Dot forgave him and, in their gratitude at having apparently weathered a crisis, they even made love a few times before subsiding back into exhausted, passionless companionship. Which was when another room in his hell opened as he realized he was in love, and not with Dot.

And then James, or Jim, as he had become, embarked on puberty and – while not actively rebelling the way friends’ sons had – withdrew into a kind of secretive, judgemental reserve that was almost worse. Another room in his hell.

Yet another, with infinite little cupboards, annexes and corridors off it, was a loss of faith. It began as something even worse, a sense that yes, God was still there but had ceased to listen or even to care, not to others, just to him; an exclusive withholding of attention, interest, mercy, an idea he would once have thought as impossible as water flowing uphill, and almost sacrilegious.

He let nothing show. He still went about his business, still conducting services, preaching, leading prayers, believing the magic would work for others at least. He even convinced himself he was being tested. But then, on one especially drab February Sunday, when everyone in the room from the smallest, fidgety child to the most devout widow, would surely rather have stayed in bed for all the transfiguration the dull occasion seemed to offer, his faith left him entirely, midway through his reading of the Gospel. It happened so abruptly it was almost a physical change, like the flicking off of a light, and he hesitated in his reading.

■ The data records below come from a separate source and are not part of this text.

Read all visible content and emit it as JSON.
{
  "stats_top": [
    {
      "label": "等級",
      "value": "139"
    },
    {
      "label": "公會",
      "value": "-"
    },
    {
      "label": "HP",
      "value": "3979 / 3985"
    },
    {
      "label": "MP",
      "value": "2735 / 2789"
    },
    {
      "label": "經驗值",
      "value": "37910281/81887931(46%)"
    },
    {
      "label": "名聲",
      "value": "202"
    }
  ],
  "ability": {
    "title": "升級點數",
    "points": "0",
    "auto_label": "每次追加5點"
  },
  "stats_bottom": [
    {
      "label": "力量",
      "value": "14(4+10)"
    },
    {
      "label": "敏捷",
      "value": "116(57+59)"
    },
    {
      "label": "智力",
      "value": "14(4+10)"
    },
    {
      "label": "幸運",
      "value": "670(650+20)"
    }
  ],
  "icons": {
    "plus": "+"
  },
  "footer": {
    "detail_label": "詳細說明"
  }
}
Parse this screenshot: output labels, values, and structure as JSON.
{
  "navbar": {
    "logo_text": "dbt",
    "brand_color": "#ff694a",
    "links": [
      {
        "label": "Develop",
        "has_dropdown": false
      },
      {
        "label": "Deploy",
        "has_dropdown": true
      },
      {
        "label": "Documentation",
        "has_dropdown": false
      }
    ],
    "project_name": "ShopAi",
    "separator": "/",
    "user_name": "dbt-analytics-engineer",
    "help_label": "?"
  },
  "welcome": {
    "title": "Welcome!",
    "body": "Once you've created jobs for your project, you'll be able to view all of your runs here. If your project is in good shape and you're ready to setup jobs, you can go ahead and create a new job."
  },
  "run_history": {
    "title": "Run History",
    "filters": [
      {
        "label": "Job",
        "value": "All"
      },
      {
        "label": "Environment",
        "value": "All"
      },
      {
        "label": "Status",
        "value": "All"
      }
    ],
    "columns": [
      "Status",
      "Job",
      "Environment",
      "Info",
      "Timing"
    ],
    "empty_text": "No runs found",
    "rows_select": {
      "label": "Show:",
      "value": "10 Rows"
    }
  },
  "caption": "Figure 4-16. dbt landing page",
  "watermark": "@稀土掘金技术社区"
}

God wasn’t listening because God wasn’t there. No one was but man, who had constructed it all, leaving only hell and desolation and the justification of Barnaby’s childhood killjoys. It was like a fairground ride Jim had persuaded them all onto once, a kind of revolving circular room where the floor slowly fell away from under one’s feet but centrifugal force held one stupefied in place against its whirling walls. Faith fell away and, surprise surprise, the world didn’t end. Everything simply lost its meaning and savour and people looked increasingly dull and stupid.

He went to see the archdeacon about it. Patient and diplomatic, profoundly spiritual but sturdily practical too, as befitted a man much of whose job involved the settling of parish disputes, he would not hear of Barnaby resigning, ‘although no parish priest is worth their salt who isn’t constantly questioning the value of what we do.’ This happened all the time, he insisted, the difference in this case being that Barnaby was honest enough to admit it had happened. It had happened to himself once or twice. It was entirely to be expected, especially in a job so ruled by routine. ‘Think how monks and nuns manage,’ he said.

‘I don’t know how they do,’ Barnaby replied. ‘I don’t know how they don’t go insane.’

‘Oh but they frequently do.’

He prescribed three things: the closer study of Thomas à Kempis, of whom he had impressively remembered Barnaby was a devotee, the patient continuation of sacred routine into which faith and meaning would flood back in time, and a visit to his GP to discuss the distinct possibility that Barnaby was suffering from depression brought on by overwork.

So Barnaby clung to routine. For week after week, month after month, he went through the holy motions, celebrating Eucharist, christening, marrying, burying and consigning to fire, visiting the unpalatable sick and hearing unasked-for, soiling confidences. And he began to take antidepressants, which he could tell frightened Dot, because she did not discuss the matter beyond his initial, half-baked explanation and accorded his pills the same discretion her mother would have done the family of ailments she regarded as private, women’s territory.